Europe, Japan Face $46 Billion Global-Warming Penalty
Wednesday, Nov 19, 2008
Twenty nations including Japan, Italy and Australia may be releasing more greenhouse-gas pollution than they agreed to under the Kyoto treaty to curb global warming.
They're failing to rein in carbon-dioxide output enough to meet their pledges signed in 1997 in Kyoto, Japan, according to reports by individual countries. As a penalty for missing their goals under the treaty, the nations are required to buy permits for every excess ton of the heat-trapping gas released through 2012. That will total 2.3 billion permits for 20 nations, New Carbon Finance, a research firm in London, has estimated.
The potential penalty, 36 billion euros ($46 billion) for the group based on current permit prices, and the fact that only a minority of 37 Kyoto signatory nations may meet their pledges bodes poorly for international efforts to limit global warming.

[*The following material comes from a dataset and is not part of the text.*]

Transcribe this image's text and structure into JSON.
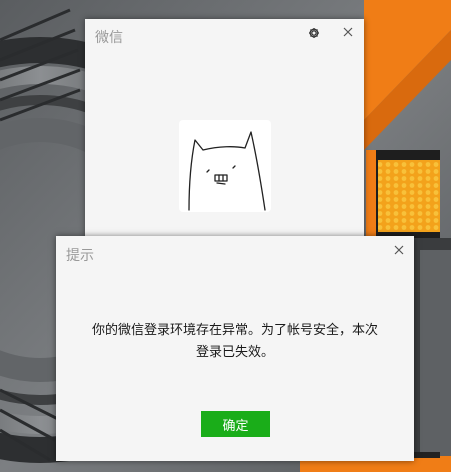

``This shows there's a lot more interest in promising stuff than actually keeping those promises,'' Bjorn Lomborg, author of the book ``The Skeptical Environmentalist,'' said in a telephone interview from Copenhagen. ``What you should be doing is investing in research and development to make much more dramatic emissions cuts much cheaper in the future.''
In three days the UN will publish a report on emissions data for 2006, compiling figures from national reports already released. Analysts have been using that data to estimate emissions for Kyoto's 2008-2012 measurement period because a nation's CO2 output from factories, power plants and vehicles varies little year to year. It takes about 10 years, for example, to build a low-emissions nuclear plant to replace several dirtier coal-fired power stations.
Cost-Sharing
Kyoto's binding targets are a cornerstone in the international effort to limit global warming. The U.S. is the only developed nation not to ratify the pact.
Under the treaty, countries that are unable to meet targets must buy permits from nations that have a surplus. The government must pay the bill, and some such as Italy and Spain are requiring industry to share in the costs.
Alternatively nations may buy credits representing greenhouse-gas reductions made abroad through investments in clean-energy and forestry projects. That comes at a cost. UN- Certified Emission Reduction credits, or CERs, which double as a Kyoto permit, today traded at 15.80 euros for a 2008 contract.